10 thoughts on “Wine Sales Skyrocket! Is it Obama & Optimism? – Part 1

  1. John says:

    Great piece. I’m in the industry and work for a winery (one that has several pieces on your front page). I found your site a couple weeks ago and have been checking several times a day. I’ve also shared it with several of my colleagues. Good writing. I like the fact that you seem to go a little more in depth rather than just consolidating existing news.
    Don;t forget to post your twitter username on the front page and then twit when you have a new post.
    Continued luck!

  2. AC says:

    Our numbers have just rolled. I’ll do a dive and see what happened in flyover country. Let you know. enjoying your site tweaks

    AC

  3. somewineguy says:

    Small, family-owned winery guy here. Our Jan. 09 was 10% over forecast and 13% up versus last year. Our Feb. 09 looks good so far…keep pushing people!

  4. David Gaier says:

    We’ve gotta hope that this isn’t a blip; resurgent wine sales would not bring us out of this nosedive but would be a bright slice in consumer spending. Maybe people just needed a pick-me-up in the January gloom with a little boost from the Inaugural. For sure, wine retailing is still tough sledding right now.

  5. lperdue says:

    Yep. One month does not a trend make. But we can hope & pray.

  6. Josh M. says:

    Can anyone tell me what their # 1 month is (on average). Is it December? I’m doing a little research and I’m finding it hard to find relevant information to the wine and vineyard industry & statistics.

    Cheers,

    Josh

  7. Bubbles Gal says:

    Great site (just made you my new home page) and great piece! I would be most obliged if you could share some of the details of the champagne/sparkling segment in your next analysis!

    I am absolutely GIDDY on account of this news. Fingers crossed we’ve seen the bottom and are heading upwards, although that certainly doesn’t seem likely.

  8. Harvardwine says:

    Sure the wine sales increase! but the profit margin is decreasing in an alarming rate.
    In 2008, because of the fuel cost, the cost of making wine increased by 10-15%. The 2008 harvest was lower than expected and in conclusion the cost of one gallon of wine increased significantly.
    Selling higher volume is great but if numerous wineries sell at loss in order to supply the cash flow, it will become a severe downturn for the wine industry.
    In conclusion, I will not be surprised to see the number of existing wineries decreasing by the end of 2010.
    Also, Italian and Spanish wines will become the major competitor for US big brands.
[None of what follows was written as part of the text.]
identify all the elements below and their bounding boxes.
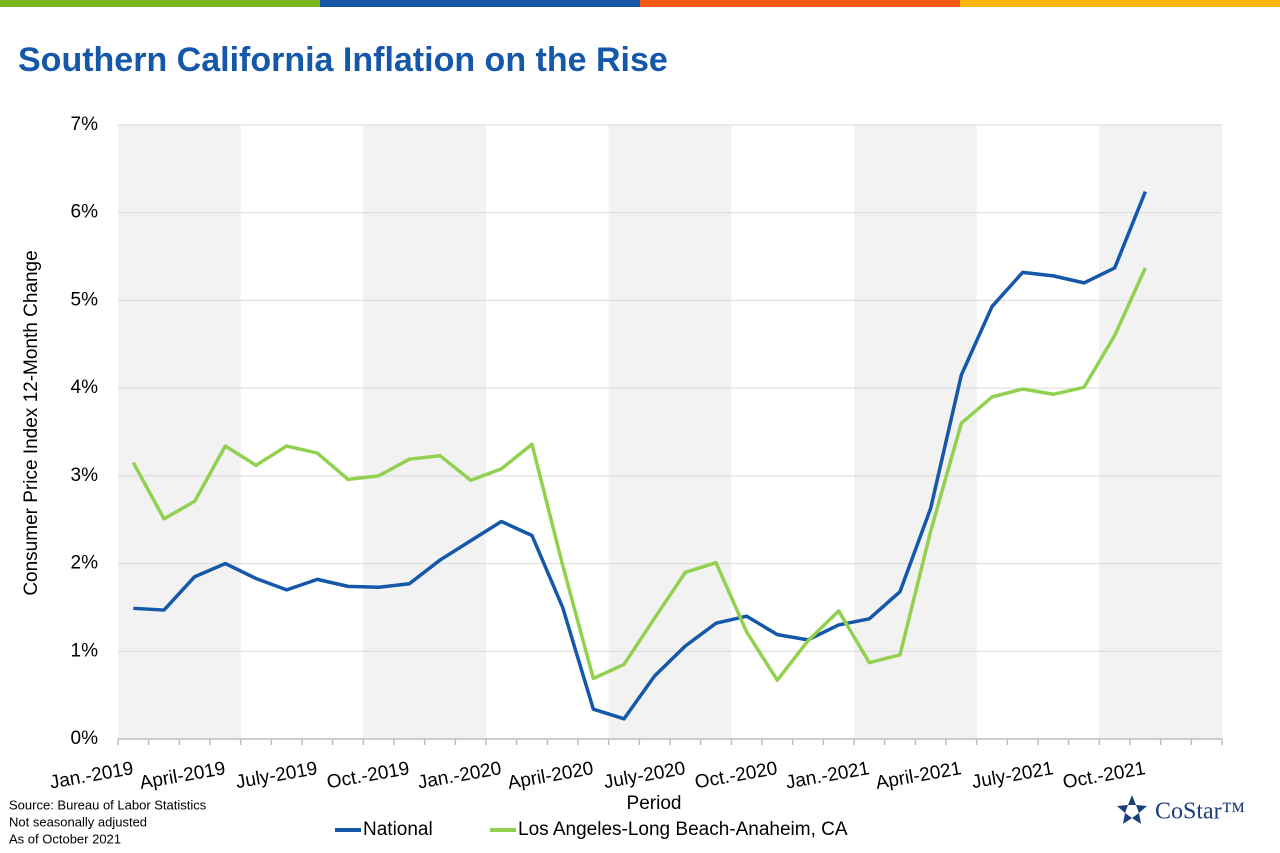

In these two countries, Bank are seizing inventories and are selling to wine negociants for a stunning low price.

    This is not how much you sell but how much money you make by selling!

  9. somewineguy says:

    @ Harvardwine:

    Yes, profit is still important as is the flow of cash. When the banks sh*t the bed, lines of credit dried up and wineries were probably forced to move inventory to bring cash in (to produce the next releases). I know of many virtual brand that did not produce a 2008 vintage for this reason.
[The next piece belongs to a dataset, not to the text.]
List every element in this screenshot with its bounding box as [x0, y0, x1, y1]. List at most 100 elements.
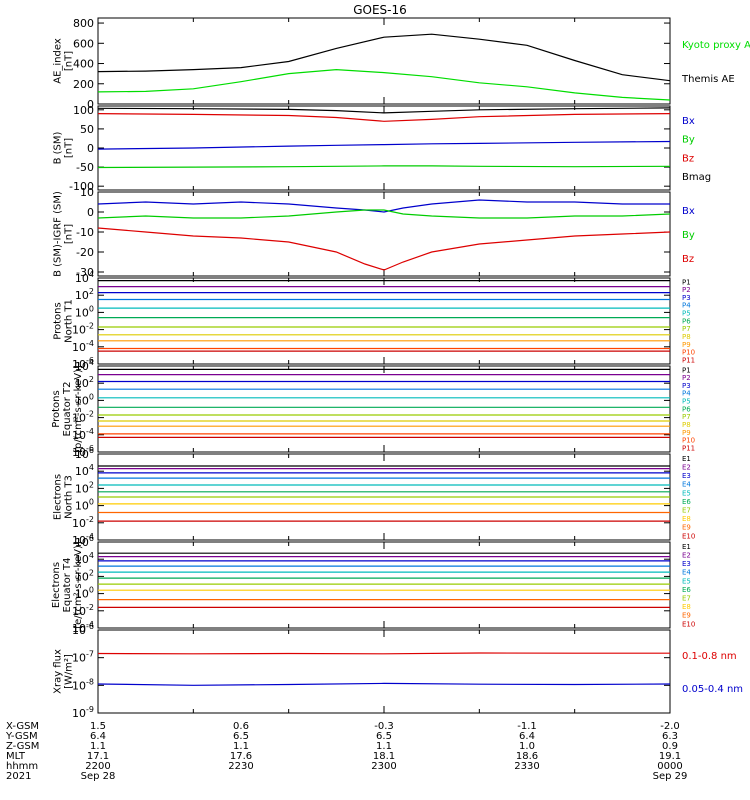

    Our company was not impacted in this manner, but you mentioned higher prices of making wine and those are valid. Our response to those increased costs were simple:
    1. wear out our suppliers for better pricing, sometimes making long-term relationship commitments for best deal prices
    2. reduce costs by going with cheaper inputs (e.g. some corks are more expensive just on cosmetics, not performance)
    3. cut spending below the line (e.g. travel, competitions, charitable donations and all things not *directly* related to sales revenue)
    4. suspending raises and bonuses temporarily
    5. shifting production to more profitable wines

    My conclusion, much like yours, is that many small wineries or virtual brands (e.g. wine maker labels) will disappear. In the short run, we will have to compete with inventory blow outs clogging up the retail channel. In the long run, I believe the strong will survive and be better for it.

  10. vino33 says:

    Would be curious to know to what extent, if any, increases in off-premise wine sales were offset by decreases in on-premise sales.